Alito was among four of the five conservative justices who voted to overturn Roe v. Wade who received a hero’s welcome at a gala for the conservative Federalist Society last fall — Neil M. Gorsuch, Brett M. Kavanaugh and Amy Coney Barrett were the others.
But such appearances have raised questions on both sides of the court’s ideological divide.
In the weeks before the landmark decision was overturned, Justice Sonia Sotomayor appeared at the liberal American Constitution Society, where she acknowledged “there are moments where I am deeply, deeply disappointed” with being on the losing side of the court’s major legal battles. Sotomayor strolled through the adoring audience of progressive lawyers, shaking hands as she continued to answer questions and urged the crowd not to lose faith in the court.

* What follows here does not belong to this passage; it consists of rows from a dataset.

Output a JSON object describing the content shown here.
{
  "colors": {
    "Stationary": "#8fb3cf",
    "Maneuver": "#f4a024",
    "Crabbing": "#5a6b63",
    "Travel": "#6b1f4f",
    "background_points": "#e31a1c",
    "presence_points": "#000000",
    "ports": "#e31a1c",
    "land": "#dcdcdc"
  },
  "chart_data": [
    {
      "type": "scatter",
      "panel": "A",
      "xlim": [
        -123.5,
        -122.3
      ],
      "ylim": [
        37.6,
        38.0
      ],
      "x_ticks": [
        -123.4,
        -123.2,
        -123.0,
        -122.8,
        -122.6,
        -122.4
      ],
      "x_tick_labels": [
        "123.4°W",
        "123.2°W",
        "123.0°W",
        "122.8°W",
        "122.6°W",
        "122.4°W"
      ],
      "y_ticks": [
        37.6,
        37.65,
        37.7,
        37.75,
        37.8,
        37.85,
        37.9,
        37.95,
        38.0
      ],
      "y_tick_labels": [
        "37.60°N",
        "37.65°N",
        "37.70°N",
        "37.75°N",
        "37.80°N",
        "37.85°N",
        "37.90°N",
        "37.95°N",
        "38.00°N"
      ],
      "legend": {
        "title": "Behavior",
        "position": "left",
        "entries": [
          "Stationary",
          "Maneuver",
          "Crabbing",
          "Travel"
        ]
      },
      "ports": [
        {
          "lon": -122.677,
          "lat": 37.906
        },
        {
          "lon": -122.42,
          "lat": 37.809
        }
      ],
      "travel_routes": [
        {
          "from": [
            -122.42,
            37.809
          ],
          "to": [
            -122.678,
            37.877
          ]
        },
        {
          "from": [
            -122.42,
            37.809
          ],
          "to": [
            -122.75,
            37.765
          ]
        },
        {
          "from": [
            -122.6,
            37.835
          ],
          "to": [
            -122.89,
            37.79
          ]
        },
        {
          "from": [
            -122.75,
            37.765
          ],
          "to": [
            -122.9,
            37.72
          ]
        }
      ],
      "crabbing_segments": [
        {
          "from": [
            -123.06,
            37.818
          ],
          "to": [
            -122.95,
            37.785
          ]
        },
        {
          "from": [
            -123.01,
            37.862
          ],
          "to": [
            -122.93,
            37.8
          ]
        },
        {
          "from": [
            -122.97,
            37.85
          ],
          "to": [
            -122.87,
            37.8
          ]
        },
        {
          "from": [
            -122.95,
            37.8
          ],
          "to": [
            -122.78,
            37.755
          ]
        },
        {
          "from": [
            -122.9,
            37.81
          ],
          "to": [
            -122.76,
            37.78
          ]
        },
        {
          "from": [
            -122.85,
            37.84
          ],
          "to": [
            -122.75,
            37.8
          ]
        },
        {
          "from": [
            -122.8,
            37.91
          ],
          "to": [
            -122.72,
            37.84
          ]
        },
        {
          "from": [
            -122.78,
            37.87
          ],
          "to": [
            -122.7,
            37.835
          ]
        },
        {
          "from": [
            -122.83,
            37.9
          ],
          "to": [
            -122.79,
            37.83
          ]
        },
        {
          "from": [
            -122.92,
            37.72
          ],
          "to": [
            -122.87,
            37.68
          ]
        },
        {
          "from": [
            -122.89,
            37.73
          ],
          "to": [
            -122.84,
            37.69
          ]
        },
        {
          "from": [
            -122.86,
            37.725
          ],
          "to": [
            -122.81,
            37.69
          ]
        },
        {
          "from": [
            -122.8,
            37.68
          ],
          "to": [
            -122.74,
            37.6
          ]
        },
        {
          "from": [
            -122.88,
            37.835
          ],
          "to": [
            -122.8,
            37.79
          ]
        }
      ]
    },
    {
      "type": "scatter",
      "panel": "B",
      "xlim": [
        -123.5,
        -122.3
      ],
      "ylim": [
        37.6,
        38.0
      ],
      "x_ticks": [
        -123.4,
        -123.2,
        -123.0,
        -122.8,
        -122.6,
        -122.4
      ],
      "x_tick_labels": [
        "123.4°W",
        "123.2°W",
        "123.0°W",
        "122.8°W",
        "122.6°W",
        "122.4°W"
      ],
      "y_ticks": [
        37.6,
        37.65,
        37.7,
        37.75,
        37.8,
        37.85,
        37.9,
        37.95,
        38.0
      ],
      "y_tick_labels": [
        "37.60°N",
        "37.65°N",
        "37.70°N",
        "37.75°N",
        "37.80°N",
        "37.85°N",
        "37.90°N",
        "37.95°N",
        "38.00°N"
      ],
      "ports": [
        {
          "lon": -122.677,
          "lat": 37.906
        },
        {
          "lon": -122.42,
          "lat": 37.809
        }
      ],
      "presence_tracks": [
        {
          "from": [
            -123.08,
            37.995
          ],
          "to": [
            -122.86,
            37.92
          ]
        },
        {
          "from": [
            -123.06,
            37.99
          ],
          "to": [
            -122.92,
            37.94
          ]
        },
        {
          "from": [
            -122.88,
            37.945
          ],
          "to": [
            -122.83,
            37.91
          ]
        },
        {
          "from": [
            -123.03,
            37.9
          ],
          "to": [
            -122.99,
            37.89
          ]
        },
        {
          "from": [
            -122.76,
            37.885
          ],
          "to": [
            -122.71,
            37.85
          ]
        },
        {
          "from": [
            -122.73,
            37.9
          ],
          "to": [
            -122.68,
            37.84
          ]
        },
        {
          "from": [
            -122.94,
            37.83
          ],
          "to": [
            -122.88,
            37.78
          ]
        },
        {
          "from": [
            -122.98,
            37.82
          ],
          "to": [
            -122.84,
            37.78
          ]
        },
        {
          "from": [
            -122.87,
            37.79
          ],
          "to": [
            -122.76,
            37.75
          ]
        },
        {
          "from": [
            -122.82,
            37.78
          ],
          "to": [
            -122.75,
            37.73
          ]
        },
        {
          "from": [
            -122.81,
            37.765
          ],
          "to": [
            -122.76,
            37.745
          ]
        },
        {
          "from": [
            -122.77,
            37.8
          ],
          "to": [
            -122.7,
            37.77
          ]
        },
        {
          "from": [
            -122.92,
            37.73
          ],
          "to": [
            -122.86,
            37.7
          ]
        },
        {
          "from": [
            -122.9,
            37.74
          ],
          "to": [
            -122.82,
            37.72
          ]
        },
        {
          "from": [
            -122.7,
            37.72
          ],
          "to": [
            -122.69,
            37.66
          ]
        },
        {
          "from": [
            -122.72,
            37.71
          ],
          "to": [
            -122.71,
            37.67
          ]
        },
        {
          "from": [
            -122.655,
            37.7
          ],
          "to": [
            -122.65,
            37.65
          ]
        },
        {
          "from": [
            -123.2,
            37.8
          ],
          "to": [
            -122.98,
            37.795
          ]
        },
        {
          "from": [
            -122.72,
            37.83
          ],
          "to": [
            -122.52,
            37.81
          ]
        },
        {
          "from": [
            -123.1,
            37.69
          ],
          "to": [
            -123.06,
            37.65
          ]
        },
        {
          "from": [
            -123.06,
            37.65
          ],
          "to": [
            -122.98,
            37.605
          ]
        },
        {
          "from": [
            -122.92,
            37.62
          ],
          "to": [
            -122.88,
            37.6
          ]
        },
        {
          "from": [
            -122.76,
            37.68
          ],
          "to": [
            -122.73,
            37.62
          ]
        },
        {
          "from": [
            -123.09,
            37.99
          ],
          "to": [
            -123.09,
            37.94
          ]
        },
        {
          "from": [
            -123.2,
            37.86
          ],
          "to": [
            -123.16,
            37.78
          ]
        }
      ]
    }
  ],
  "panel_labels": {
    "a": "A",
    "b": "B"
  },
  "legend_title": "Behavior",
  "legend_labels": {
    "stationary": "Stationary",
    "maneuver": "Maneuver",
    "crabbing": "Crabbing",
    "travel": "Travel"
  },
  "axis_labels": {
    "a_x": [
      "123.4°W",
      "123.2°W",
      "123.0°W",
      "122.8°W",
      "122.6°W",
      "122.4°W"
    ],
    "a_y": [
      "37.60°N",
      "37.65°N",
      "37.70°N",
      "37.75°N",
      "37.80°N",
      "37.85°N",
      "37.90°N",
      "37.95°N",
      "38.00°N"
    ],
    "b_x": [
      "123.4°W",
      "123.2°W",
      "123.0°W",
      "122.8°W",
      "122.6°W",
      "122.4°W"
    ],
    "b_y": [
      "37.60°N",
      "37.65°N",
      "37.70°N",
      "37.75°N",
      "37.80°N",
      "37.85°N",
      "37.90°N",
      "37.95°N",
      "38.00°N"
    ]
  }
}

In 2020, leaders of the judiciary’s governing body proposed barring federal judges from belonging to either the Federalist Society or the ACS because of concerns that membership in either group could “call into question a judge’s impartiality.” But the draft from the Judicial Conference’s code of conduct committee was quickly scuttled after pushback from more than 200 judges.
While Roberts and Kagan have declined to address groups with such ideological leanings, Alito has vigorously defended federal jurists who choose to affiliate with such organizations. In a speech to the conservative group, he praised the “many judges and lawyers who stood up to an attempt to hobble the debate that the Federalist Society fosters.” He added that “we should all express our thanks to these defenders of free speech.”
There has been more attention on the justice’s spouses, and whether their activities create conflicts. While the justices must note their spouses’ employment, they — as well as other federal judges — are not required to disclose specific clients or activities.
Ginni Thomas’s activities are political, but she runs her own consulting firm. Roberts’s wife, Jane, who gave up her partnership at a large law firm after her husband was confirmed as chief justice, is a legal recruiter. Barrett’s husband, Jesse, opened a Washington office for his Indiana-based law firm. Justice Ketanji Brown Jackson’s husband, Patrick, is a doctor, but she had to amend her financial disclosure to note he has consulted as an expert in medical malpractice cases.
In recent years, there were bipartisan efforts in Congress to require a code of conduct and enhance financial disclosure requirements for justices. Sen. Sheldon Whitehouse (D-R.I.) and Sen. Lindsey O. Graham (R-S.C.) expressed concern in a 2021 letter to Roberts that justices of “our highest court are subject to the lowest standards of transparency of any senior officials across the federal government.”
But some on the right now attribute the increased scrutiny of the court to the simple fact that a conservative supermajority is swiftly changing its jurisprudence on controversial issues. That would likely inhibit any move in Congress to either try to enact a Supreme Court-specific code of conduct or demand the court enact one itself.
Roth, of Fix the Court, acknowledged that congressional calls for reform have a partisan tone. But he also noted there was bipartisan criticism of the court’s internal investigation of the Roe leak, which failed to identify a culprit and in which justices were not subjected to the same sworn testimony that other court employees faced.
“There are some partisan legs to this — people going after this justice or that justice because of opinions they don’t agree with,” Roth said. “But given the justices’ power, they are going to be scrutinized like presidents and members of Congress now. I think that is fair.”
A previous photo caption misidentified the retired Supreme Court justice standing with Chief Justice John G. Roberts Jr. and Justice Elena Kagan at Tuesday’s State of the Union address. He is Anthony M. Kennedy.